Determination of cell adhesion sites of neuropilin-1

Abstract

Neuropilin-1 is a type 1 membrane protein with three distinct functions. First, it can mediate cell adhesion via a heterophilic molecular interaction. Second, in neuronal cells, neuropilin-1 binds the class 3 semaphorins, which are neuronal chemorepellents, and plays a role in the directional guidance of axons. Neuropilin-1 is expected to form complexes with the plexinA subfamily members and mediate the semaphorin-elicited inhibitory signals into neurons. Third, in endothelial cells, neuropilin-1 binds a potent endothelial cell mitogen, vascular endothelial growth factor (VEGF)165, and regulates vessel formation. Though the binding sites in neuropilin-1 for the class 3 semaphorins and VEGF165 have been analyzed, the sites involved in cell adhesion activity of the molecule have not been identified. In this study, we produced a variety of mutant neuropilin-1s and tested their cell adhesion activity.
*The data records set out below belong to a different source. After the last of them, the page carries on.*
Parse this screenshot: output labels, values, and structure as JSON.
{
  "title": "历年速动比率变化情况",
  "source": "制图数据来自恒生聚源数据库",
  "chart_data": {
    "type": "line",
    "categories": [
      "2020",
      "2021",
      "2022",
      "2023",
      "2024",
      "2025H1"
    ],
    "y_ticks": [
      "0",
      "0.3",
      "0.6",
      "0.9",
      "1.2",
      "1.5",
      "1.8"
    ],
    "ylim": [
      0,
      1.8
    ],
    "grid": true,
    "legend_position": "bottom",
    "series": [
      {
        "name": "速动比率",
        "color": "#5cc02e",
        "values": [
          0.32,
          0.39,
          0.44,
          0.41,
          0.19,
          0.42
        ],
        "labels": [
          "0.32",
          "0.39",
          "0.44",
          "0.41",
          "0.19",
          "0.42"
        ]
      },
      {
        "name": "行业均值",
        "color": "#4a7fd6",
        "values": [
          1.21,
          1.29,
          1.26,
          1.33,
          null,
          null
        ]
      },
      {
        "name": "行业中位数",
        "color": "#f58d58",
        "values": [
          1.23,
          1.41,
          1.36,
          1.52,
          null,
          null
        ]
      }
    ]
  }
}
We showed that the b1 and b2 domains within the extracellular segment of neuropilin-1 were required for the cell adhesion activity, and peptides with an 18-amino acid stretch in the b1 and b2 domains were sufficient to induce the cell adhesion activity. In addition, we demonstrated that the cell adhesion ligands for neuropilin-1 were proteins and distributed in embryonic mesenchymal cells but distinct from the class 3 semaphorins, VEGF, or plexins.